Fertigbau-Kirche aus Nachkriegsjahren kommt ins Museum

Museen

Sonntag, 21. Juli 2019 - 01:52 Uhr

von Deutsche Presseagentur dpa

dpa/lnw Mechernich. Eine schlichte Kapelle mit Glockenturm: 33 Mal wurde dieses Kirchlein nach 1945 für evangelische Flüchtlinge gebaut. Der Fertigbau konnte schnell und für wenig Geld errichtet werden. Nun steht ein Exemplar im Museum.

Das Freilichtmuseum Kommern in Mechernich bei Euskirchen hat eine fast 70 Jahre alte Kirche als dauerhaftes Ausstellungsstück erhalten. Heute wird die Kapelle von 1951 auf dem Gelände des LVR-Museums in der Eifel eingeweiht. Die sogenannte Diaspora-Kirche war nach dem Zweiten Weltkrieg in Overath für zugezogene evangelische Flüchtlinge gebaut worden. Der Entwurf stammt von dem Architekten Otto Bartning, einem Mitbegründer der Kunst- und Architekturschule Bauhaus in Weimar.
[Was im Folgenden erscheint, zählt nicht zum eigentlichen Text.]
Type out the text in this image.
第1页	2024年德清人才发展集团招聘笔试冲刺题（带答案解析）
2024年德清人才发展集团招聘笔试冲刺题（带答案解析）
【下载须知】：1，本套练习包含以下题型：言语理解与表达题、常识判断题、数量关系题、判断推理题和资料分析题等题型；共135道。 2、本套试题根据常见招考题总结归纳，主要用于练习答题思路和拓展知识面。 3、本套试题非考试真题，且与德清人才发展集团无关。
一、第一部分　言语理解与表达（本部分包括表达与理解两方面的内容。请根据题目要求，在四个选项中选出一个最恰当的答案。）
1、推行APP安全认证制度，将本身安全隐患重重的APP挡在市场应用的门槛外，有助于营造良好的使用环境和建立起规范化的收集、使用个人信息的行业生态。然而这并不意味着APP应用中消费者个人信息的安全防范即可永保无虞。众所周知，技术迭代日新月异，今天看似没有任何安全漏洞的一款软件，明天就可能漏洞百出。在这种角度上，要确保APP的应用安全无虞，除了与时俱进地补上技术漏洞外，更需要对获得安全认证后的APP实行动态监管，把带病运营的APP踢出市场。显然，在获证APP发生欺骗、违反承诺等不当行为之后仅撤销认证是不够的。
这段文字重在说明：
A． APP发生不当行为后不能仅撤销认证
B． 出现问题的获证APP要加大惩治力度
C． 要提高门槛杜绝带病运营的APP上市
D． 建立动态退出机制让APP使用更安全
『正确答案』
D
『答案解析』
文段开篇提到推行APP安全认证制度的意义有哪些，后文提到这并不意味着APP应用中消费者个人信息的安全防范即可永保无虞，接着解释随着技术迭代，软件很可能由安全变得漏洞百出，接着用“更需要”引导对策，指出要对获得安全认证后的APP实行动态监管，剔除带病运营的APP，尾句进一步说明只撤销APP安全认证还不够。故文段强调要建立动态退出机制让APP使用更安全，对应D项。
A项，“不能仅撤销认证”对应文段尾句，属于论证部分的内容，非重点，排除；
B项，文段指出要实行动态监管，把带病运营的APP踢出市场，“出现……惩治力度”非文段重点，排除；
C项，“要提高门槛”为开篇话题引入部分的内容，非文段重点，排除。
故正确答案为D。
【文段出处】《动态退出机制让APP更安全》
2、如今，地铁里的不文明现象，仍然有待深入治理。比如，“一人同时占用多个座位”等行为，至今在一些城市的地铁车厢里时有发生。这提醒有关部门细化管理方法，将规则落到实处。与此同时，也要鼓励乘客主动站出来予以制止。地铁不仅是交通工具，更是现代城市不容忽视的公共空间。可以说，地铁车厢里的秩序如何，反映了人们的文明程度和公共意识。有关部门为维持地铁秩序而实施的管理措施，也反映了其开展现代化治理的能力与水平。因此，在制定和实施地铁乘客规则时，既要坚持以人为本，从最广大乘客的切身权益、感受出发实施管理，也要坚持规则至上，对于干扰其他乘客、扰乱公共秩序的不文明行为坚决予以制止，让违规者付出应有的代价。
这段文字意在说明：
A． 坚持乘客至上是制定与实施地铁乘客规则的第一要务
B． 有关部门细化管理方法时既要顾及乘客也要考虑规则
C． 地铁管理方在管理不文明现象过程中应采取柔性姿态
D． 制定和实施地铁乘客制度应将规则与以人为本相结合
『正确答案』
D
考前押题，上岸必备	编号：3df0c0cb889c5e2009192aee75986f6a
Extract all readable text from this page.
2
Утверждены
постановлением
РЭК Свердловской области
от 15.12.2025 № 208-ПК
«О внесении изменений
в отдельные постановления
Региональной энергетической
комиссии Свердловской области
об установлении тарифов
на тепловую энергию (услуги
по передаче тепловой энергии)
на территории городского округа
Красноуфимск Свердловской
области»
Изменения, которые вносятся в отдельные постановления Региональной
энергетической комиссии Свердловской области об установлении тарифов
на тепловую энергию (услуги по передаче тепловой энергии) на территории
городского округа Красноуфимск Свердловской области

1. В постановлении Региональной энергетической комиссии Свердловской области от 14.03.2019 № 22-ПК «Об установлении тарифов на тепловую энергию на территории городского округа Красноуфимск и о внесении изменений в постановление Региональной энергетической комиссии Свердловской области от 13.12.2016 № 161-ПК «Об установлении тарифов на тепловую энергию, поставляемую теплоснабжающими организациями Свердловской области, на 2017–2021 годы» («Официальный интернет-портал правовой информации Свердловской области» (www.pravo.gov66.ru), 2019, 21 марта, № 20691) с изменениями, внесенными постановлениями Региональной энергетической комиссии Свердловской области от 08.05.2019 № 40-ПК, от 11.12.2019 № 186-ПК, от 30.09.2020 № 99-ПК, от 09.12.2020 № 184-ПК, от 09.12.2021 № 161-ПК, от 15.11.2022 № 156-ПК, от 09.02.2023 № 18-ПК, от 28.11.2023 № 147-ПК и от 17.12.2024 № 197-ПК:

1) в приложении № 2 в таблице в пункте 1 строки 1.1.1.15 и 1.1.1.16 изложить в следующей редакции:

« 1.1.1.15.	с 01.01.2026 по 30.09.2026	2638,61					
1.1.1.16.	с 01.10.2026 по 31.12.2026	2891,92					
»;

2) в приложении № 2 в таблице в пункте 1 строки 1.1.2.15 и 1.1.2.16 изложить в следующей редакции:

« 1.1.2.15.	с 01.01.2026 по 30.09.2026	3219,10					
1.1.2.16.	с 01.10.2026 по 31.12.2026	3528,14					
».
Seinerzeit waren 33 Kirchen dieses Fertigbau-Typs errichtet worden.

Die Notkirche wurde in Overath im Bergischen Land abgebaut und 2018 im Freilichtmuseum aufgebaut. Die Wieder-Einweihung ist Teil des Ausstellungsprojektes „100 Jahre Bauhaus im Westen“. Manfred Rekowski, der Präses der rheinischen evangelischen Kirche, kommt auch. In der Kirche sollen weiterhin Hochzeiten und Gottesdienste stattfinden.